The Trump administration formally launched its effort to renegotiate the North American Free Trade Agreement (“NAFTA”) with Canada and Mexico this week in an effort to attain better terms for U.S. workers and manufacturers.
In a letter to U.S. lawmakers, U.S. Trade Representative Robert Lighthizer “said he triggered a 90-day consultation period with the U.S. Congress and American public that would allow NAFTA talks to begin after August 16,” per Reuters. “In his letter to congressional leaders, Lighthizer said that NAFTA needs modernization for digital trade, intellectual property rights, labor and environmental standards, rules for state-owned enterprises and food safety standards.”
Lighthizer told reporters late last week, “As a starting point for negotiations, we should build on what has worked in NAFTA and change and improve what has not. If renegotiations results in a fairer deal for American workers there is value in making the transition to a modernized NAFTA as seamless as possible.”
The move comes after the Trump administration submitted a vague set of guidelines to Congress in March for renegotiating NAFTA in line with Trump’s campaign promise to widely alter the trade deal, which was crafted by former President Bill Clinton and enacted in 1994.

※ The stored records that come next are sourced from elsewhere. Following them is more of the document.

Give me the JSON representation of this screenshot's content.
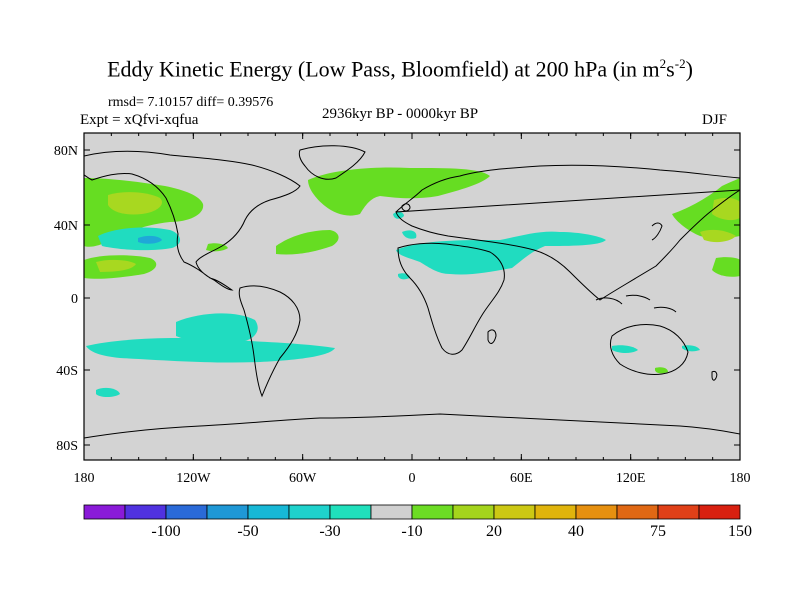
{
  "title": {
    "text": "Eddy Kinetic Energy (Low Pass, Bloomfield) at 200 hPa (in m",
    "sup1": "2",
    "mid": "s",
    "sup2": "-2",
    "close": ")"
  },
  "stats": "rmsd= 7.10157 diff= 0.39576",
  "experiment": "Expt = xQfvi-xqfua",
  "period": "2936kyr BP - 0000kyr BP",
  "season": "DJF",
  "lat_labels": [
    "80N",
    "40N",
    "0",
    "40S",
    "80S"
  ],
  "lon_labels": [
    "180",
    "120W",
    "60W",
    "0",
    "60E",
    "120E",
    "180"
  ],
  "colorbar": {
    "colors": [
      "#8a1ad8",
      "#5032e0",
      "#2a6ad8",
      "#1f98d6",
      "#17b8d6",
      "#1fd2cc",
      "#20e0bc",
      "#d0d0d0",
      "#6cdc24",
      "#a4d41c",
      "#ccc814",
      "#e0b40c",
      "#e69010",
      "#e06814",
      "#e04018",
      "#d82010"
    ],
    "labels": [
      "-100",
      "-50",
      "-30",
      "-10",
      "20",
      "40",
      "75",
      "150"
    ]
  },
  "field_colors": {
    "background": "#d3d3d3",
    "cyan": "#20dcc0",
    "green": "#66dd22",
    "yellowgreen": "#a8d820",
    "blue": "#1fa8d8"
  }
}
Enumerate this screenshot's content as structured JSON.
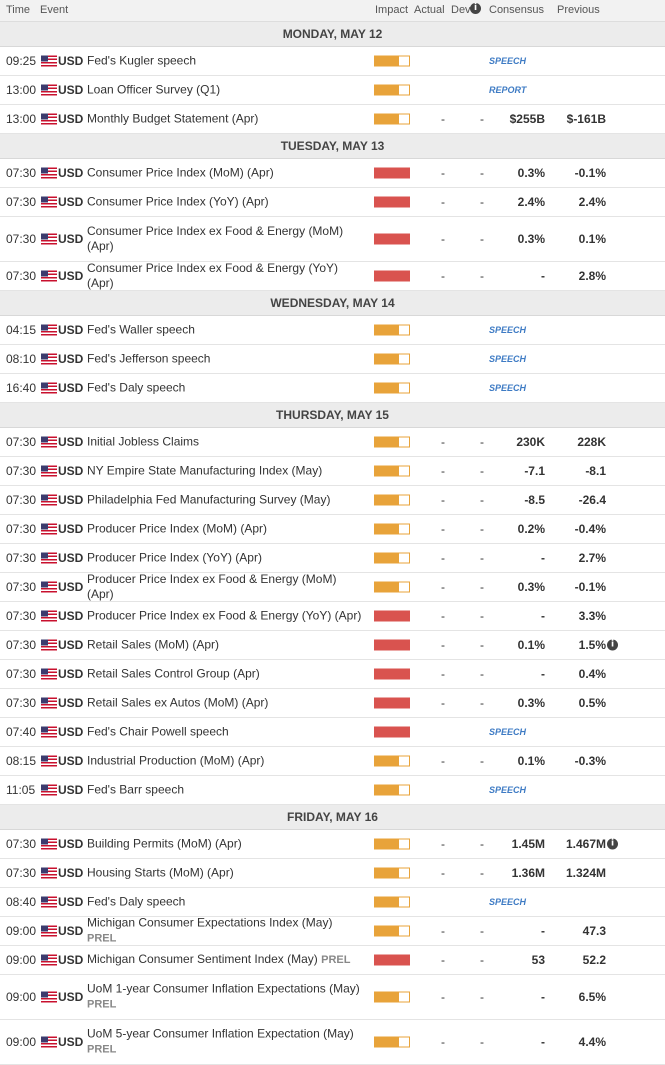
{
  "header": {
    "time": "Time",
    "event": "Event",
    "impact": "Impact",
    "actual": "Actual",
    "dev": "Dev",
    "consensus": "Consensus",
    "previous": "Previous"
  },
  "colors": {
    "impact_medium": "#e8a33a",
    "impact_high": "#d9534f",
    "tag": "#3e7bc4"
  },
  "days": [
    {
      "label": "MONDAY, MAY 12",
      "rows": [
        {
          "time": "09:25",
          "currency": "USD",
          "event": "Fed's Kugler speech",
          "impact": "medium",
          "tag": "SPEECH"
        },
        {
          "time": "13:00",
          "currency": "USD",
          "event": "Loan Officer Survey (Q1)",
          "impact": "medium",
          "tag": "REPORT"
        },
        {
          "time": "13:00",
          "currency": "USD",
          "event": "Monthly Budget Statement (Apr)",
          "impact": "medium",
          "actual": "-",
          "dev": "-",
          "consensus": "$255B",
          "previous": "$-161B"
        }
      ]
    },
    {
      "label": "TUESDAY, MAY 13",
      "rows": [
        {
          "time": "07:30",
          "currency": "USD",
          "event": "Consumer Price Index (MoM) (Apr)",
          "impact": "high",
          "actual": "-",
          "dev": "-",
          "consensus": "0.3%",
          "previous": "-0.1%"
        },
        {
          "time": "07:30",
          "currency": "USD",
          "event": "Consumer Price Index (YoY) (Apr)",
          "impact": "high",
          "actual": "-",
          "dev": "-",
          "consensus": "2.4%",
          "previous": "2.4%"
        },
        {
          "time": "07:30",
          "currency": "USD",
          "event": "Consumer Price Index ex Food & Energy (MoM) (Apr)",
          "impact": "high",
          "actual": "-",
          "dev": "-",
          "consensus": "0.3%",
          "previous": "0.1%",
          "tall": true
        },
        {
          "time": "07:30",
          "currency": "USD",
          "event": "Consumer Price Index ex Food & Energy (YoY) (Apr)",
          "impact": "high",
          "actual": "-",
          "dev": "-",
          "consensus": "-",
          "previous": "2.8%"
        }
      ]
    },
    {
      "label": "WEDNESDAY, MAY 14",
      "rows": [
        {
          "time": "04:15",
          "currency": "USD",
          "event": "Fed's Waller speech",
          "impact": "medium",
          "tag": "SPEECH"
        },
        {
          "time": "08:10",
          "currency": "USD",
          "event": "Fed's Jefferson speech",
          "impact": "medium",
          "tag": "SPEECH"
        },
        {
          "time": "16:40",
          "currency": "USD",
          "event": "Fed's Daly speech",
          "impact": "medium",
          "tag": "SPEECH"
        }
      ]
    },
    {
      "label": "THURSDAY, MAY 15",
      "rows": [
        {
          "time": "07:30",
          "currency": "USD",
          "event": "Initial Jobless Claims",
          "impact": "medium",
          "actual": "-",
          "dev": "-",
          "consensus": "230K",
          "previous": "228K"
        },
        {
          "time": "07:30",
          "currency": "USD",
          "event": "NY Empire State Manufacturing Index (May)",
          "impact": "medium",
          "actual": "-",
          "dev": "-",
          "consensus": "-7.1",
          "previous": "-8.1"
        },
        {
          "time": "07:30",
          "currency": "USD",
          "event": "Philadelphia Fed Manufacturing Survey (May)",
          "impact": "medium",
          "actual": "-",
          "dev": "-",
          "consensus": "-8.5",
          "previous": "-26.4"
        },
        {
          "time": "07:30",
          "currency": "USD",
          "event": "Producer Price Index (MoM) (Apr)",
          "impact": "medium",
          "actual": "-",
          "dev": "-",
          "consensus": "0.2%",
          "previous": "-0.4%"
        },
        {
          "time": "07:30",
          "currency": "USD",
          "event": "Producer Price Index (YoY) (Apr)",
          "impact": "medium",
          "actual": "-",
          "dev": "-",
          "consensus": "-",
          "previous": "2.7%"
        },
        {
          "time": "07:30",
          "currency": "USD",
          "event": "Producer Price Index ex Food & Energy (MoM) (Apr)",
          "impact": "medium",
          "actual": "-",
          "dev": "-",
          "consensus": "0.3%",
          "previous": "-0.1%"
        },
        {
          "time": "07:30",
          "currency": "USD",
          "event": "Producer Price Index ex Food & Energy (YoY) (Apr)",
          "impact": "high",
          "actual": "-",
          "dev": "-",
          "consensus": "-",
          "previous": "3.3%"
        },
        {
          "time": "07:30",
          "currency": "USD",
          "event": "Retail Sales (MoM) (Apr)",
          "impact": "high",
          "actual": "-",
          "dev": "-",
          "consensus": "0.1%",
          "previous": "1.5%",
          "revised": true
        },
        {
          "time": "07:30",
          "currency": "USD",
          "event": "Retail Sales Control Group (Apr)",
          "impact": "high",
          "actual": "-",
          "dev": "-",
          "consensus": "-",
          "previous": "0.4%"
        },
        {
          "time": "07:30",
          "currency": "USD",
          "event": "Retail Sales ex Autos (MoM) (Apr)",
          "impact": "high",
          "actual": "-",
          "dev": "-",
          "consensus": "0.3%",
          "previous": "0.5%"
        },
        {
          "time": "07:40",
          "currency": "USD",
          "event": "Fed's Chair Powell speech",
          "impact": "high",
          "tag": "SPEECH"
        },
        {
          "time": "08:15",
          "currency": "USD",
          "event": "Industrial Production (MoM) (Apr)",
          "impact": "medium",
          "actual": "-",
          "dev": "-",
          "consensus": "0.1%",
          "previous": "-0.3%"
        },
        {
          "time": "11:05",
          "currency": "USD",
          "event": "Fed's Barr speech",
          "impact": "medium",
          "tag": "SPEECH"
        }
      ]
    },
    {
      "label": "FRIDAY, MAY 16",
      "rows": [
        {
          "time": "07:30",
          "currency": "USD",
          "event": "Building Permits (MoM) (Apr)",
          "impact": "medium",
          "actual": "-",
          "dev": "-",
          "consensus": "1.45M",
          "previous": "1.467M",
          "revised": true
        },
        {
          "time": "07:30",
          "currency": "USD",
          "event": "Housing Starts (MoM) (Apr)",
          "impact": "medium",
          "actual": "-",
          "dev": "-",
          "consensus": "1.36M",
          "previous": "1.324M"
        },
        {
          "time": "08:40",
          "currency": "USD",
          "event": "Fed's Daly speech",
          "impact": "medium",
          "tag": "SPEECH"
        },
        {
          "time": "09:00",
          "currency": "USD",
          "event": "Michigan Consumer Expectations Index (May)",
          "prel": "PREL",
          "impact": "medium",
          "actual": "-",
          "dev": "-",
          "consensus": "-",
          "previous": "47.3"
        },
        {
          "time": "09:00",
          "currency": "USD",
          "event": "Michigan Consumer Sentiment Index (May)",
          "prel": "PREL",
          "impact": "high",
          "actual": "-",
          "dev": "-",
          "consensus": "53",
          "previous": "52.2"
        },
        {
          "time": "09:00",
          "currency": "USD",
          "event": "UoM 1-year Consumer Inflation Expectations (May)",
          "prel": "PREL",
          "prel_newline": true,
          "impact": "medium",
          "actual": "-",
          "dev": "-",
          "consensus": "-",
          "previous": "6.5%",
          "tall": true
        },
        {
          "time": "09:00",
          "currency": "USD",
          "event": "UoM 5-year Consumer Inflation Expectation (May)",
          "prel": "PREL",
          "prel_newline": true,
          "impact": "medium",
          "actual": "-",
          "dev": "-",
          "consensus": "-",
          "previous": "4.4%",
          "tall": true
        }
      ]
    }
  ]
}
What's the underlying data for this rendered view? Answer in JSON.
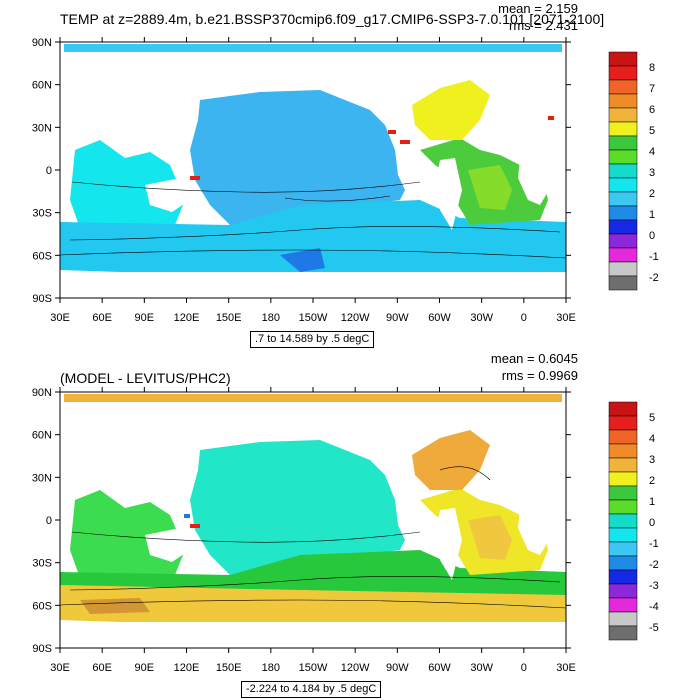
{
  "panels": [
    {
      "title": "TEMP at z=2889.4m, b.e21.BSSP370cmip6.f09_g17.CMIP6-SSP3-7.0.101 [2071-2100]",
      "mean_text": "mean = 2.159",
      "rms_text": "rms = 2.431",
      "range_note": ".7 to 14.589 by .5 degC",
      "lat_labels": [
        "90N",
        "60N",
        "30N",
        "0",
        "30S",
        "60S",
        "90S"
      ],
      "lon_labels": [
        "30E",
        "60E",
        "90E",
        "120E",
        "150E",
        "180",
        "150W",
        "120W",
        "90W",
        "60W",
        "30W",
        "0",
        "30E"
      ],
      "colorbar_labels": [
        "8",
        "7",
        "6",
        "5",
        "4",
        "3",
        "2",
        "1",
        "0",
        "-1",
        "-2"
      ],
      "colors": {
        "ocean_main": "#3bb4f0",
        "ocean_south": "#22c8f0",
        "ocean_indian": "#14e6ee",
        "ocean_polar": "#34d2f8",
        "ocean_atlantic": "#4ccc3c",
        "ocean_atl_south": "#86dc2a",
        "ocean_deep_blue": "#1e78e6",
        "north_atlantic": "#f0f01e",
        "arctic": "#38c8f5",
        "hot_spot": "#e61e14"
      }
    },
    {
      "title": "(MODEL - LEVITUS/PHC2)",
      "mean_text": "mean = 0.6045",
      "rms_text": "rms = 0.9969",
      "range_note": "-2.224 to 4.184 by .5 degC",
      "lat_labels": [
        "90N",
        "60N",
        "30N",
        "0",
        "30S",
        "60S",
        "90S"
      ],
      "lon_labels": [
        "30E",
        "60E",
        "90E",
        "120E",
        "150E",
        "180",
        "150W",
        "120W",
        "90W",
        "60W",
        "30W",
        "0",
        "30E"
      ],
      "colorbar_labels": [
        "5",
        "4",
        "3",
        "2",
        "1",
        "0",
        "-1",
        "-2",
        "-3",
        "-4",
        "-5"
      ],
      "colors": {
        "ocean_main": "#22e6c8",
        "ocean_south": "#28c83c",
        "ocean_indian": "#3cdc50",
        "ocean_polar": "#f0c83c",
        "ocean_atlantic": "#f0e628",
        "ocean_atl_south": "#f0c840",
        "ocean_deep_blue": "#d29632",
        "north_atlantic": "#f0aa3c",
        "arctic": "#f0b43c",
        "hot_spot": "#e61e14"
      }
    }
  ],
  "colorbar_swatches": [
    "#c81414",
    "#e61e1e",
    "#f06428",
    "#f08c28",
    "#f0b43c",
    "#f0f01e",
    "#3cc83c",
    "#5adc28",
    "#14dcc8",
    "#14e6f0",
    "#3cc8f0",
    "#1e8ce6",
    "#1428e6",
    "#8c28dc",
    "#e628dc",
    "#c8c8c8",
    "#6e6e6e"
  ]
}
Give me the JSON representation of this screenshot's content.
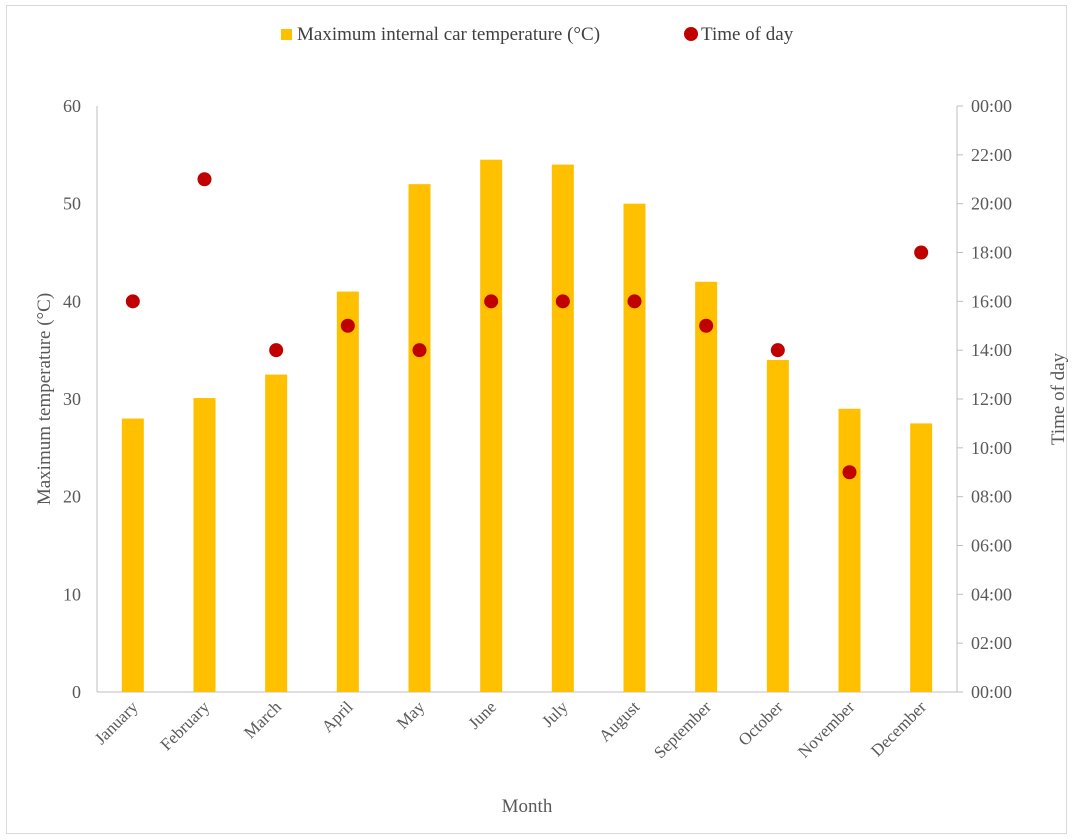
{
  "chart_data": {
    "type": "bar",
    "categories": [
      "January",
      "February",
      "March",
      "April",
      "May",
      "June",
      "July",
      "August",
      "September",
      "October",
      "November",
      "December"
    ],
    "series": [
      {
        "name": "Maximum internal car temperature (°C)",
        "kind": "bar",
        "axis": "left",
        "color": "#FFC000",
        "values": [
          28,
          30.1,
          32.5,
          41,
          52,
          54.5,
          54,
          50,
          42,
          34,
          29,
          27.5
        ]
      },
      {
        "name": "Time of day",
        "kind": "scatter",
        "axis": "right",
        "color": "#C00000",
        "values": [
          "16:00",
          "21:00",
          "14:00",
          "15:00",
          "14:00",
          "16:00",
          "16:00",
          "16:00",
          "15:00",
          "14:00",
          "09:00",
          "18:00"
        ]
      }
    ],
    "xlabel": "Month",
    "ylabel": "Maximum  temperature  (°C)",
    "y2label": "Time  of  day",
    "ylim": [
      0,
      60
    ],
    "yticks": [
      "0",
      "10",
      "20",
      "30",
      "40",
      "50",
      "60"
    ],
    "y2ticks": [
      "00:00",
      "02:00",
      "04:00",
      "06:00",
      "08:00",
      "10:00",
      "12:00",
      "14:00",
      "16:00",
      "18:00",
      "20:00",
      "22:00",
      "00:00"
    ],
    "y2range_hours": [
      0,
      24
    ],
    "legend_position": "top",
    "grid": false
  }
}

On the campaign trail, Trump described NAFTA – a deal intended to eliminate most trade tariffs between the three nations, increase investment and tighten protection and enforcement of intellectual property – as a “disaster” responsible for wiping out U.S. manufacturing jobs, as it allowed companies to move factories to Mexico to take advantage of low-wage labor.
As for what the effect of a Trumped-down NAFTA would look like for fashion, most industry insiders are not optimistic. Some have triumphed such plans, indicating that for U.S. apparel workers, the era of free trade has been devastating. Since NAFTA went into effect in 1994 and the Central America Free Trade Agreement (“CAFTA”) followed in 2006, the effect on employment has been significant. Employment fell by 80 percent from 1990 to 2010, according to the U.S. Labor Department.
However, the some of the most vocal have declared that NAFTA – which supports hundreds of thousands of textile, apparel and footwear jobs in the U.S., with up to one quarter of U.S. textile exports going to NAFTA partners – is vital the health of the American apparel industry. As noted by Steve Lamar, the American Apparel and Footwear Association’s Executive Vice President, U.S. “textile, apparel and footwear supply chains — and the hundreds of thousands of jobs they support — are much better with NAFTA than without it.”
Lamar further notes: “U.S. threats to withdraw from NAFTA may seem like a good ploy to maximize negotiating leverage, but in reality, the threats induce damaging business uncertainty that disrupts highly efficient supply chains that today benefit companies, workers, consumers and communities across the country. The textile, apparel and footwear industries need access to global suppliers and global customers to stay competitive, and free trade agreements like NAFTA are key to that imperative.”